Students March to Demand Stricter Gun Laws After Mass Shootings

(Bloomberg) -- Thousands of high school students and supporters gathered in Washington and across the U.S. Saturday to demand tougher gun laws from an older generation that’s delivered little change after years of mass shootings.

Participants in the March for Our Lives rally thronged the presidential inaugural route on Pennsylvania Avenue, at times chanting “vote them out” as speakers from a stage at the foot of Capitol Hill proclaimed the beginning of a political movement.

"If you listen real close you can hear the people in power shaking," said David Hogg, a student from Marjory Stoneman Douglas High School in Parkland, Florida, where a Feb. 14 attack by a gunman left 17 people dead -- and spurred the movement that flowered Saturday in cities including New York, Boston, Dallas, Chicago and Atlanta.

“We’re going to make this a voting issue," Hogg said. "We will get rid of these public servants that only serve the gun lobby. And we will save lives."

Students March for Stricter Gun Laws After Mass Shootings

Organizers expected more than 700,000 people at the demonstration in Washington, the largest of more than 800 planned marches nationwide and overseas, according to leaders who organized under the Twitter hashtag #NeverAgain.
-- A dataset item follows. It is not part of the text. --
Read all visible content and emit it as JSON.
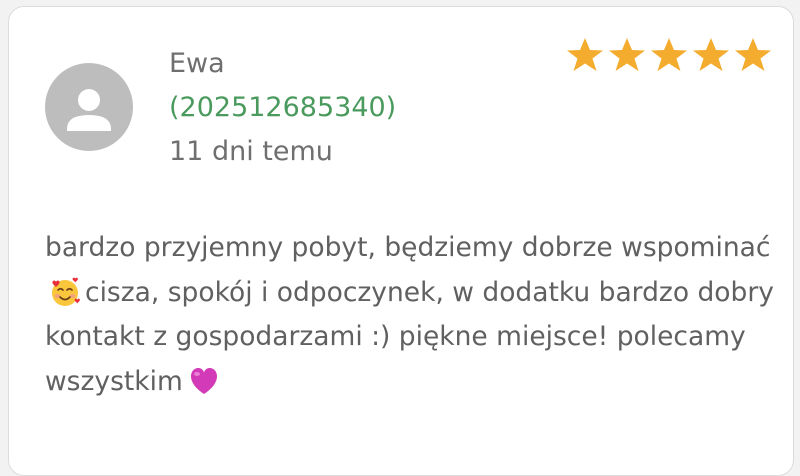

Protesters are demanding protection from gun violence, including a ban on assault weapons such as the rifle used in Parkland, a prohibition on high-capacity magazines that let killers shoot long bursts without reloading, and more effective background checks for gun purchases.

A little girl held a pink handmade sign that said "too cute to shoot." Volunteers were helping people register to vote, and speakers from the stage encouraged spectators to channel their frustration to the ballot box.

“Politicians, either represent the people or get out,” said Cameron Kasky, another Parkland student. "Americans are being attacked in churches, nightclubs, movie theaters and on the streets. But we the people can fix this."

The student organizers raised more than $3 million through an online GoFundMe campaign and worked with Everytown for Gun Safety, which advocates for universal background checks and other gun control measures. Michael R. Bloomberg, founder of Bloomberg LP, which operates Bloomberg News, serves as a member of Everytown for Gun Safety’s advisory board and is a donor to the group.

“We will continue to fight for our lives, we will continue to fight for our dead friends,” Parkland student Delaney Tarr said from the Washington stage, adding that the pressure is on all those in power. "They know that if there is no assault-weapons ban, we will vote them out."

Alyssa Parham, a mother of four, attended the Washington march with her 16-year-old son, a student at a Catholic school in Hyattsville, Maryland. She said it’s distressing to see her teenage son and 91-year-old father both worried about the direction of the country.

"When you’re 91, you’ve been through a lot of history -- World War II, civil rights, women’s rights. It’s heartbreaking to see him worried about this moment in history too," Parham said.

White House Deputy Press Secretary Lindsay Walters said in a statement Saturday, "We applaud the many courageous young Americans exercising their First Amendment rights today." She pointed pointed to gun-safety actions this week by Congress and the Justice Department.

Bump Stocks

Attorney General Jeff Sessions on Friday announced a proposed rule to ban so-called bump stocks that allow semi-automatic guns to fire more rapidly, similar to a fully automatic weapon. A sniper in the Oct. 1 Las Vegas mass shooting used such a device to kill 58 concert-goers.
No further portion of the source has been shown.